A bit of a wild card, but worth looking into. Again, just make sure the door frame is up to the task!
Best Free Standing Pull Up Bar - CAP Barbell Power Rack Exercise Stand
Brand: CAP Barbell | Max Weight: Catches 500lbs / Pullup Bar 750lbs | Dimensions: 46" wide x 50" deep x 85" high
What you're getting here is a basic, sturdy rack where you can squat, shoulder press, bench press, and do pull-ups.
This is the sort of equipment you'll want to go for if you plan on building out a home gym and lifting pretty heavy too.
As much as we love the look of a great exercise rack...they do look a little weird when they're in your living room, so this is really more for garage and outdoor gym setups.
So if you're taking your training to the next level and want something that'll cater to some serious progression, then check this one out.
Frequently Asked Questions About Pull Up Bars
When it comes to picking the best pull up bar, there are a few things you'll want to factor in when making your decision.
We've enlisted the help of a fully qualified personal trainer to give you the low-down - here's what he had to say.
Are you a beginner or advanced?
Pullups, when done correctly, are super hard so it's important you use proper form when you're progressing.
One massive advantage of in-door pull up bars (that work by pressing out against the door frame) is that you can lower them to perform assisted pullups.
These are amazing for progression and are, personally speaking, better than attaching a million bands around you a slingshotting your way up over the bar, as is seen in many gyms today.
For advanced trainers, it's a good move to go for over-door pull-up bars, but make sure they've got loads of different handles.
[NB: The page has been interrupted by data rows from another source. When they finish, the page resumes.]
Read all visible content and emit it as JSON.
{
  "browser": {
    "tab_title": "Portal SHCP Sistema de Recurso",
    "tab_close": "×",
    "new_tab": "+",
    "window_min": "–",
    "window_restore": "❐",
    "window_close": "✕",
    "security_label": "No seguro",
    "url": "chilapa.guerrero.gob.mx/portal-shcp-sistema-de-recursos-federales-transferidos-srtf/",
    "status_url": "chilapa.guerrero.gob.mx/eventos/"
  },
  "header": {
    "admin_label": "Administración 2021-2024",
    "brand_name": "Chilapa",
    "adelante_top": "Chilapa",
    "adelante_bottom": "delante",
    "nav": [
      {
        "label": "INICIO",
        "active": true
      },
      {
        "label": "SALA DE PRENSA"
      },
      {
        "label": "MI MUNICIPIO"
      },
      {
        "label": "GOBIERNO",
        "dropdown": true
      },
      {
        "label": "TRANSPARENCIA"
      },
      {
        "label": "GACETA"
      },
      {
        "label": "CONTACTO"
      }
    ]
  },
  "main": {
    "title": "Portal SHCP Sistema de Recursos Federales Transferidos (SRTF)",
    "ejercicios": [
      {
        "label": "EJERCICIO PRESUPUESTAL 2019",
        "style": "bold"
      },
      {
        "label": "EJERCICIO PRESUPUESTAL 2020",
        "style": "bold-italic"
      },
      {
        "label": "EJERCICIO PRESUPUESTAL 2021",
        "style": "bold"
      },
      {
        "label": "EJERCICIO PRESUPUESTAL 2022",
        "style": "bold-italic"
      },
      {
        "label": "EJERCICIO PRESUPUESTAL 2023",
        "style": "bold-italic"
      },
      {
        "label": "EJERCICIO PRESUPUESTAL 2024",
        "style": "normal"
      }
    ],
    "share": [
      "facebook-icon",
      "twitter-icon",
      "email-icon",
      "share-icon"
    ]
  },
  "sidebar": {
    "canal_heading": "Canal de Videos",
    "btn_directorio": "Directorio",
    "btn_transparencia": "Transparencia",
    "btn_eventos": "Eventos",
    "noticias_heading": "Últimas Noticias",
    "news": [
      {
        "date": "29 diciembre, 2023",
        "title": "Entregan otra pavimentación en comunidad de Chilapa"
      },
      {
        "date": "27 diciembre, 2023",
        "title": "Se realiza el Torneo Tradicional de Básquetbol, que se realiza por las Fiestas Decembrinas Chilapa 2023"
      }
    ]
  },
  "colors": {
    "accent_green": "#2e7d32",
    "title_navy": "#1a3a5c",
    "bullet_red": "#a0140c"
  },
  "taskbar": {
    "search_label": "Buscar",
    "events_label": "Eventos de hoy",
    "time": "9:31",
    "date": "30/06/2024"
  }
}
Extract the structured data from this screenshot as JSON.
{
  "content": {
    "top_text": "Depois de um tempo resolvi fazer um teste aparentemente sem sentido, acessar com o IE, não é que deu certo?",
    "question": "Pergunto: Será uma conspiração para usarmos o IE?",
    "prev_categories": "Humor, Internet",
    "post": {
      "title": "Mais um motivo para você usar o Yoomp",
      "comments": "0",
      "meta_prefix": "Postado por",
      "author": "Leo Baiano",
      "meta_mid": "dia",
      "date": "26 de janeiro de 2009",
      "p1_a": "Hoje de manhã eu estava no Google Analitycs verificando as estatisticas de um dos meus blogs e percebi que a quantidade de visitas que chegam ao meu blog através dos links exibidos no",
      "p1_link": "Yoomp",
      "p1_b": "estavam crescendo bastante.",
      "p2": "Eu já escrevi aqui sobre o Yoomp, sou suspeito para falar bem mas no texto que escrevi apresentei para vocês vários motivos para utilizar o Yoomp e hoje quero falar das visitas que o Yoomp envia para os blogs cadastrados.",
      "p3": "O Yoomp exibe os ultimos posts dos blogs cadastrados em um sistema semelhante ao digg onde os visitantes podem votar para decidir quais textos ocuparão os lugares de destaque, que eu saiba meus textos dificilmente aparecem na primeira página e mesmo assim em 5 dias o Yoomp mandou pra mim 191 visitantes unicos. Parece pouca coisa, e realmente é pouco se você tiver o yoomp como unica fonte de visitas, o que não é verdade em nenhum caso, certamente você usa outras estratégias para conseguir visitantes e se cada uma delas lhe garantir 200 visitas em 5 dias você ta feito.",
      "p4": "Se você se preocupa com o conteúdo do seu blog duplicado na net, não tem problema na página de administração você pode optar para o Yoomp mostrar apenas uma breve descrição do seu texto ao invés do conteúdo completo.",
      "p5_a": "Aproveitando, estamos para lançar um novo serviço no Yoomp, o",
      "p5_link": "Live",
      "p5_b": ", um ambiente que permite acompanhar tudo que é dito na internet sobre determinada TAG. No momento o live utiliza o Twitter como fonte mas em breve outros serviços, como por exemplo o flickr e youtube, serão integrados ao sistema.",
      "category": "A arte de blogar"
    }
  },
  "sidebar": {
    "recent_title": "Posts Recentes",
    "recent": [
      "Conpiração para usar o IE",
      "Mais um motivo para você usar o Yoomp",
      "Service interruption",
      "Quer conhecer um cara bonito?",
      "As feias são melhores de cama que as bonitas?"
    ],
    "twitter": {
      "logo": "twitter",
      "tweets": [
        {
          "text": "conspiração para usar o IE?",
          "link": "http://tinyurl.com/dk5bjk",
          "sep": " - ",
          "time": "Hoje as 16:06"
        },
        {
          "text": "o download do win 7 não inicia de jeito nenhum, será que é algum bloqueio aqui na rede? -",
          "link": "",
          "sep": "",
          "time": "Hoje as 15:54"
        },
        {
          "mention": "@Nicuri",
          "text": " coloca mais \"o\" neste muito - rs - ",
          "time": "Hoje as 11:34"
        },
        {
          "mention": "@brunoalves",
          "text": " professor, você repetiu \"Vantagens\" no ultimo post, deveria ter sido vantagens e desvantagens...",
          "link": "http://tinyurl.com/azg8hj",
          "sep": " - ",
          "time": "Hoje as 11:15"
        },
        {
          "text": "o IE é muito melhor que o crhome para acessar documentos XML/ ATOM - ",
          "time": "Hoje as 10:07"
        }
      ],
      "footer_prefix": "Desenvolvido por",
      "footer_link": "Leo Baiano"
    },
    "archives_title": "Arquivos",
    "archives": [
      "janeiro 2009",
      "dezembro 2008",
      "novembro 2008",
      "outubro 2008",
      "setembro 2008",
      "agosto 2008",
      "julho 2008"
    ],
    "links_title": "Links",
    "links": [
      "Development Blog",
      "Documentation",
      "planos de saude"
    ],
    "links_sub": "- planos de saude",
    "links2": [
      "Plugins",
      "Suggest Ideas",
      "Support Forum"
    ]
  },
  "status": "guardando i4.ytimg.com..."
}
After years of training it's important to listen to your body and not force positions that feel uncomfortable, so having the option for a more neutral or wider grip could be a complete gamechanger.
Plus, pull-ups no matter how much you love them can get a little boring, so having variety can keep you engaged for longer.
How wide should pull-up grip be and which pull-up bar should you get?
Since everyone is different there is no standardised width that you should have your grip, and depending on the movement or type of pull-up you do, your hand placement will change each time.
From experience, pull-ups in a doorway feel quite closed in and a little restrictive if you're broader or have fairly long arms - if that sounds like you, head more towards the pull-up bars that extend out past the width of the doorway for more room to maneuver.
What else can you use a pull-up bar for?
Once you've got that anchor above your head you can unlock other movements by using gymnastic rings.
Tie gymnastic rings to your pull-up bar to perform anything from dips all the way to bodyweight tricep extensions.
Possibilities are literally endless here, and it all starts with getting a secure, sturdy pull-up bar.